It was John Calvin who pointed out that “man’s nature … is a perpetual factory of idols.”
It is easy to see that every classic addiction is an idol, whether it involves losing control to drugs, pornography, gambling or other pursuits.
But many facets of life that are positive in the right context can also be idols if we place too much stock in them.
One of the ironies of idols is that they often destroy that which they supposedly value.
Patriotism, unchecked by other vital values, can morph into raw nationalism that ruins the beloved nation.
Appreciation for one’s ancestors and/or culture, taken too far, can turn into racism or xenophobia that leaves one resentful instead of grateful.

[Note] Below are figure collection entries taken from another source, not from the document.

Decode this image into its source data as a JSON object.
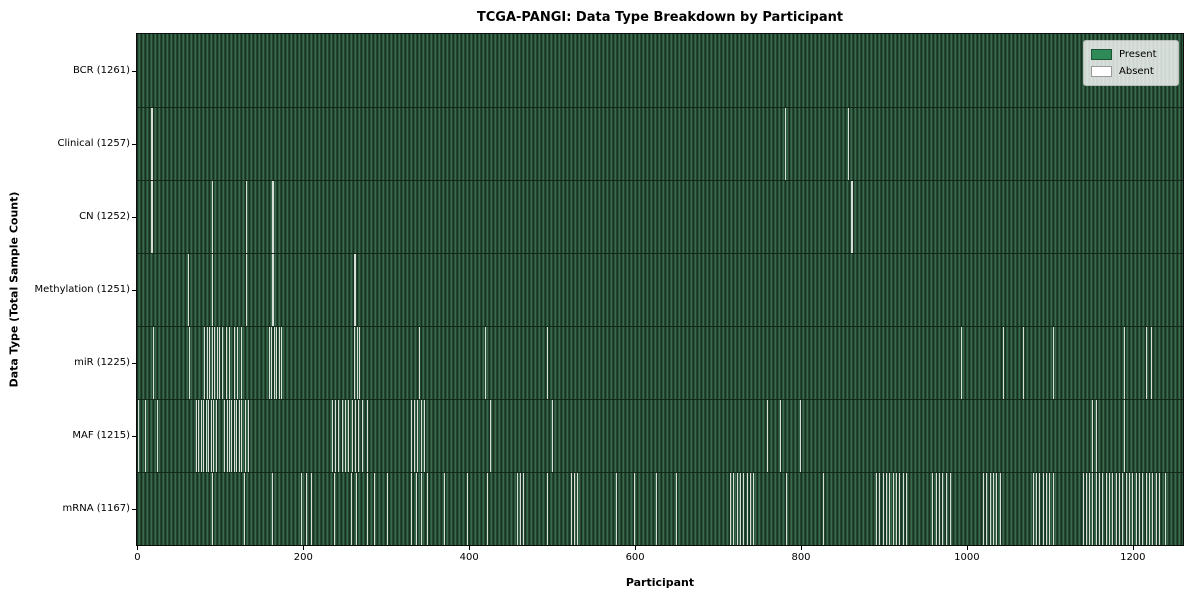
{
  "title": "TCGA-PANGI: Data Type Breakdown by Participant",
  "chart_data": {
    "type": "heatmap",
    "title": "TCGA-PANGI: Data Type Breakdown by Participant",
    "xlabel": "Participant",
    "ylabel": "Data Type (Total Sample Count)",
    "x_ticks": [
      0,
      200,
      400,
      600,
      800,
      1000,
      1200
    ],
    "xlim": [
      -0.5,
      1260.5
    ],
    "n_participants": 1261,
    "grid": false,
    "colors": {
      "present": "#2e8b57",
      "absent": "#ffffff",
      "absent_line_render": "#d7ded7"
    },
    "legend": {
      "position": "upper right",
      "entries": [
        {
          "label": "Present",
          "color": "#2e8b57"
        },
        {
          "label": "Absent",
          "color": "#ffffff"
        }
      ]
    },
    "rows": [
      {
        "name": "BCR",
        "label": "BCR (1261)",
        "total": 1261,
        "absent": []
      },
      {
        "name": "Clinical",
        "label": "Clinical (1257)",
        "total": 1257,
        "absent": [
          17,
          18,
          781,
          857
        ]
      },
      {
        "name": "CN",
        "label": "CN (1252)",
        "total": 1252,
        "absent": [
          17,
          18,
          90,
          131,
          132,
          163,
          164,
          861,
          862
        ]
      },
      {
        "name": "Methylation",
        "label": "Methylation (1251)",
        "total": 1251,
        "absent": [
          61,
          62,
          90,
          91,
          131,
          132,
          163,
          164,
          262,
          263
        ]
      },
      {
        "name": "miR",
        "label": "miR (1225)",
        "total": 1225,
        "absent": [
          19,
          63,
          81,
          84,
          87,
          90,
          93,
          96,
          99,
          103,
          107,
          111,
          117,
          121,
          126,
          159,
          162,
          165,
          168,
          171,
          174,
          262,
          265,
          268,
          340,
          420,
          494,
          993,
          1044,
          1068,
          1104,
          1190,
          1216,
          1217,
          1222,
          1223
        ]
      },
      {
        "name": "MAF",
        "label": "MAF (1215)",
        "total": 1215,
        "absent": [
          1,
          10,
          24,
          71,
          74,
          77,
          80,
          83,
          86,
          89,
          92,
          95,
          105,
          108,
          111,
          114,
          117,
          120,
          123,
          126,
          130,
          134,
          235,
          239,
          243,
          247,
          251,
          255,
          259,
          263,
          267,
          271,
          277,
          330,
          334,
          338,
          342,
          346,
          426,
          500,
          759,
          775,
          799,
          1152,
          1156,
          1190
        ]
      },
      {
        "name": "mRNA",
        "label": "mRNA (1167)",
        "total": 1167,
        "absent": [
          91,
          129,
          163,
          198,
          204,
          210,
          238,
          258,
          264,
          277,
          286,
          301,
          330,
          336,
          342,
          350,
          370,
          398,
          422,
          458,
          462,
          466,
          494,
          523,
          527,
          530,
          578,
          599,
          626,
          650,
          715,
          719,
          723,
          727,
          731,
          735,
          739,
          743,
          783,
          827,
          891,
          895,
          899,
          903,
          907,
          911,
          915,
          919,
          923,
          927,
          959,
          963,
          967,
          971,
          975,
          980,
          1020,
          1024,
          1028,
          1032,
          1036,
          1040,
          1080,
          1084,
          1088,
          1092,
          1096,
          1100,
          1104,
          1140,
          1144,
          1148,
          1152,
          1156,
          1160,
          1164,
          1168,
          1172,
          1176,
          1180,
          1184,
          1188,
          1192,
          1196,
          1200,
          1204,
          1208,
          1212,
          1216,
          1220,
          1224,
          1228,
          1232,
          1240
        ]
      }
    ]
  }
}
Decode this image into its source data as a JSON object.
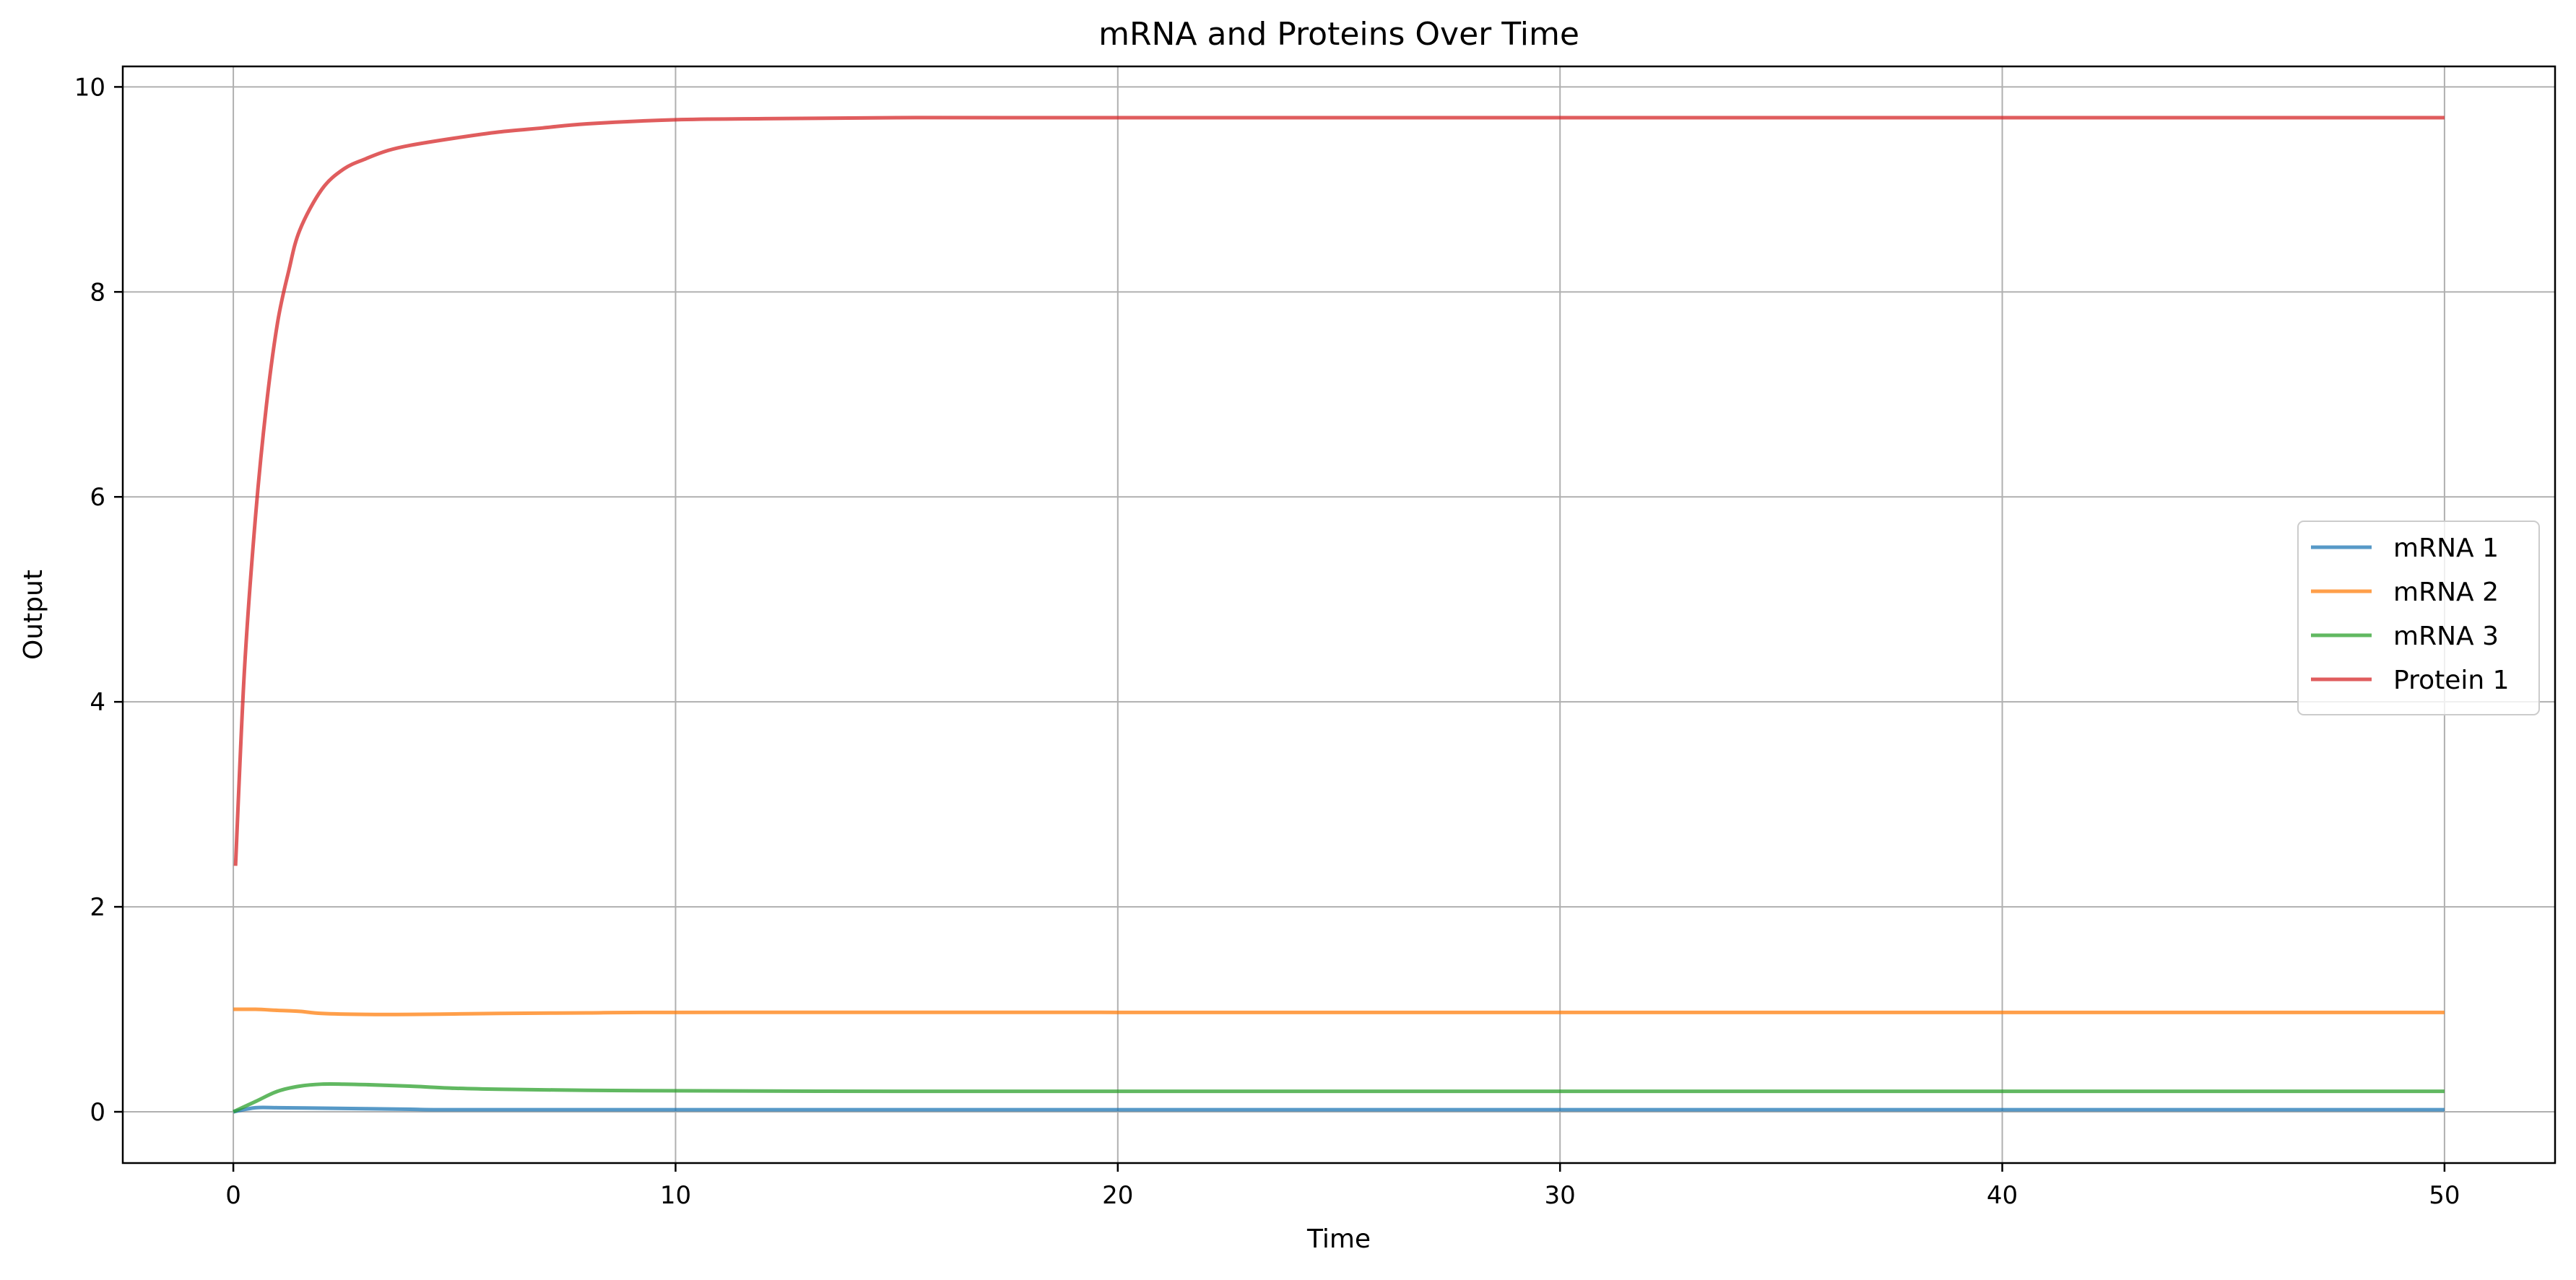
{
  "chart_data": {
    "type": "line",
    "title": "mRNA and Proteins Over Time",
    "xlabel": "Time",
    "ylabel": "Output",
    "xlim": [
      -2.5,
      52.5
    ],
    "ylim": [
      -0.5,
      10.2
    ],
    "xticks": [
      0,
      10,
      20,
      30,
      40,
      50
    ],
    "yticks": [
      0,
      2,
      4,
      6,
      8,
      10
    ],
    "grid": true,
    "legend_position": "center-right",
    "series": [
      {
        "name": "mRNA 1",
        "color": "#1f77b4",
        "x": [
          0,
          0.5,
          1,
          2,
          3,
          4,
          5,
          10,
          20,
          30,
          40,
          50
        ],
        "y": [
          0.0,
          0.04,
          0.04,
          0.035,
          0.03,
          0.025,
          0.02,
          0.02,
          0.02,
          0.02,
          0.02,
          0.02
        ]
      },
      {
        "name": "mRNA 2",
        "color": "#ff7f0e",
        "x": [
          0,
          0.5,
          1,
          1.5,
          2,
          3,
          4,
          5,
          6,
          8,
          10,
          20,
          30,
          40,
          50
        ],
        "y": [
          1.0,
          1.0,
          0.99,
          0.98,
          0.96,
          0.95,
          0.95,
          0.955,
          0.96,
          0.965,
          0.97,
          0.97,
          0.97,
          0.97,
          0.97
        ]
      },
      {
        "name": "mRNA 3",
        "color": "#2ca02c",
        "x": [
          0,
          0.5,
          1,
          1.5,
          2,
          2.5,
          3,
          4,
          5,
          6,
          8,
          10,
          15,
          20,
          30,
          40,
          50
        ],
        "y": [
          0.0,
          0.1,
          0.2,
          0.25,
          0.27,
          0.27,
          0.265,
          0.25,
          0.23,
          0.22,
          0.21,
          0.205,
          0.2,
          0.2,
          0.2,
          0.2,
          0.2
        ]
      },
      {
        "name": "Protein 1",
        "color": "#d62728",
        "x": [
          0.05,
          0.25,
          0.5,
          0.75,
          1,
          1.25,
          1.5,
          2,
          2.5,
          3,
          3.5,
          4,
          5,
          6,
          7,
          8,
          10,
          12,
          15,
          20,
          30,
          40,
          50
        ],
        "y": [
          2.4,
          4.3,
          5.8,
          6.9,
          7.7,
          8.2,
          8.6,
          9.0,
          9.2,
          9.3,
          9.38,
          9.43,
          9.5,
          9.56,
          9.6,
          9.64,
          9.68,
          9.69,
          9.7,
          9.7,
          9.7,
          9.7,
          9.7
        ]
      }
    ]
  }
}
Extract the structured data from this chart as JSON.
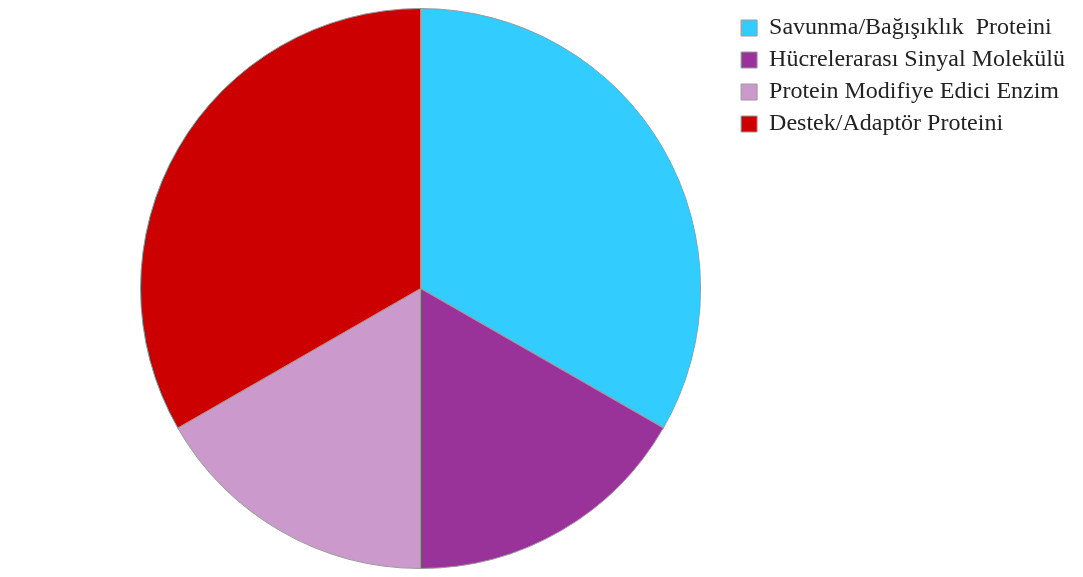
{
  "chart_data": {
    "type": "pie",
    "categories": [
      "Savunma/Bağışıklık  Proteini",
      "Hücrelerarası Sinyal Molekülü",
      "Protein Modifiye Edici Enzim",
      "Destek/Adaptör Proteini"
    ],
    "values": [
      33.3,
      16.7,
      16.7,
      33.3
    ],
    "colors": [
      "#33ccff",
      "#993399",
      "#cc99cc",
      "#cc0000"
    ],
    "legend": "top right"
  }
}
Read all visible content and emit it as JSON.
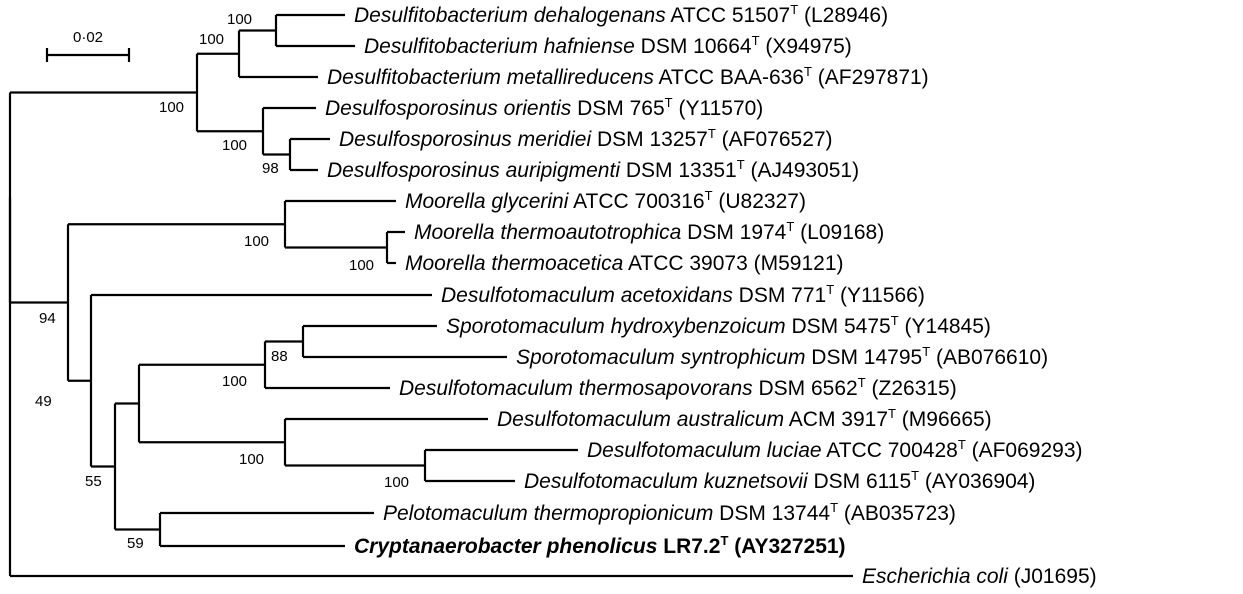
{
  "scale_bar": {
    "label": "0·02",
    "value": 0.02
  },
  "taxa": [
    {
      "id": "t1",
      "genus": "Desulfitobacterium",
      "species": "dehalogenans",
      "strain": "ATCC 51507",
      "type_strain": true,
      "accession": "(L28946)",
      "bold": false
    },
    {
      "id": "t2",
      "genus": "Desulfitobacterium",
      "species": "hafniense",
      "strain": "DSM 10664",
      "type_strain": true,
      "accession": "(X94975)",
      "bold": false
    },
    {
      "id": "t3",
      "genus": "Desulfitobacterium",
      "species": "metallireducens",
      "strain": "ATCC BAA-636",
      "type_strain": true,
      "accession": "(AF297871)",
      "bold": false
    },
    {
      "id": "t4",
      "genus": "Desulfosporosinus",
      "species": "orientis",
      "strain": "DSM 765",
      "type_strain": true,
      "accession": "(Y11570)",
      "bold": false
    },
    {
      "id": "t5",
      "genus": "Desulfosporosinus",
      "species": "meridiei",
      "strain": "DSM 13257",
      "type_strain": true,
      "accession": "(AF076527)",
      "bold": false
    },
    {
      "id": "t6",
      "genus": "Desulfosporosinus",
      "species": "auripigmenti",
      "strain": "DSM 13351",
      "type_strain": true,
      "accession": "(AJ493051)",
      "bold": false
    },
    {
      "id": "t7",
      "genus": "Moorella",
      "species": "glycerini",
      "strain": "ATCC 700316",
      "type_strain": true,
      "accession": "(U82327)",
      "bold": false
    },
    {
      "id": "t8",
      "genus": "Moorella",
      "species": "thermoautotrophica",
      "strain": "DSM 1974",
      "type_strain": true,
      "accession": "(L09168)",
      "bold": false
    },
    {
      "id": "t9",
      "genus": "Moorella",
      "species": "thermoacetica",
      "strain": "ATCC 39073",
      "type_strain": false,
      "accession": "(M59121)",
      "bold": false
    },
    {
      "id": "t10",
      "genus": "Desulfotomaculum",
      "species": "acetoxidans",
      "strain": "DSM 771",
      "type_strain": true,
      "accession": "(Y11566)",
      "bold": false
    },
    {
      "id": "t11",
      "genus": "Sporotomaculum",
      "species": "hydroxybenzoicum",
      "strain": "DSM 5475",
      "type_strain": true,
      "accession": "(Y14845)",
      "bold": false
    },
    {
      "id": "t12",
      "genus": "Sporotomaculum",
      "species": "syntrophicum",
      "strain": "DSM 14795",
      "type_strain": true,
      "accession": "(AB076610)",
      "bold": false
    },
    {
      "id": "t13",
      "genus": "Desulfotomaculum",
      "species": "thermosapovorans",
      "strain": "DSM 6562",
      "type_strain": true,
      "accession": "(Z26315)",
      "bold": false
    },
    {
      "id": "t14",
      "genus": "Desulfotomaculum",
      "species": "australicum",
      "strain": "ACM 3917",
      "type_strain": true,
      "accession": "(M96665)",
      "bold": false
    },
    {
      "id": "t15",
      "genus": "Desulfotomaculum",
      "species": "luciae",
      "strain": "ATCC 700428",
      "type_strain": true,
      "accession": "(AF069293)",
      "bold": false
    },
    {
      "id": "t16",
      "genus": "Desulfotomaculum",
      "species": "kuznetsovii",
      "strain": "DSM 6115",
      "type_strain": true,
      "accession": "(AY036904)",
      "bold": false
    },
    {
      "id": "t17",
      "genus": "Pelotomaculum",
      "species": "thermopropionicum",
      "strain": "DSM 13744",
      "type_strain": true,
      "accession": "(AB035723)",
      "bold": false
    },
    {
      "id": "t18",
      "genus": "Cryptanaerobacter",
      "species": "phenolicus",
      "strain": "LR7.2",
      "type_strain": true,
      "accession": "(AY327251)",
      "bold": true
    },
    {
      "id": "t19",
      "genus": "Escherichia",
      "species": "coli",
      "strain": "",
      "type_strain": false,
      "accession": "(J01695)",
      "bold": false
    }
  ],
  "bootstrap": [
    {
      "node": "n_t1_t2",
      "value": "100"
    },
    {
      "node": "n_t1_t3",
      "value": "100"
    },
    {
      "node": "n_t1_t6",
      "value": "100"
    },
    {
      "node": "n_t4_t6",
      "value": "100"
    },
    {
      "node": "n_t5_t6",
      "value": "98"
    },
    {
      "node": "n_t7_t9",
      "value": "100"
    },
    {
      "node": "n_t8_t9",
      "value": "100"
    },
    {
      "node": "n_t1_t18",
      "value": "94"
    },
    {
      "node": "n_t7_t18",
      "value": "49"
    },
    {
      "node": "n_t10_t18",
      "value": "55"
    },
    {
      "node": "n_t11_t13",
      "value": "100"
    },
    {
      "node": "n_t11_t12",
      "value": "88"
    },
    {
      "node": "n_t14_t16",
      "value": "100"
    },
    {
      "node": "n_t15_t16",
      "value": "100"
    },
    {
      "node": "n_t17_t18",
      "value": "59"
    }
  ]
}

Earning a living, providing for one’s future and being generous toward those in need are worthy aims. Unbalanced by satisfaction and gratitude and a measure of humility, however, they become a mad quest for significance and security that destroys one’s family instead of preserving it. (Jesus famously said, “No man can serve two masters,” referring to the mutually excluding sovereignties of God and money.)
Likewise education should be a means to a useful, generous and appreciative life, but if made an end itself, it can breed debt, dependency, entitlement and contempt – or even contempt for those who enjoy the material benefits of more overtly productive pursuits.
We can put too much of our emotional and spiritual stock even in ostensibly altruistic efforts.
In this season the low-hanging fruit for decrying idolatry is football. In its proper context it’s a community-building event, a builder of physical and emotional strength and an economic engine. Unfortunately, its description as the South’s second religion is too often not an exaggeration, and outsized devotion to one team or another has spurred many an individual act of incivility, not to mention the exchange of blasphemies and general ill will over exaggerated differences and ignored similarities.
One key to minimizing our own modern forms of idolatry is found in Paul’s first letter to the church in Corinth. He reminds disciples that “… whatever you do, do all to the glory of God” (1 Corinthians 10:31).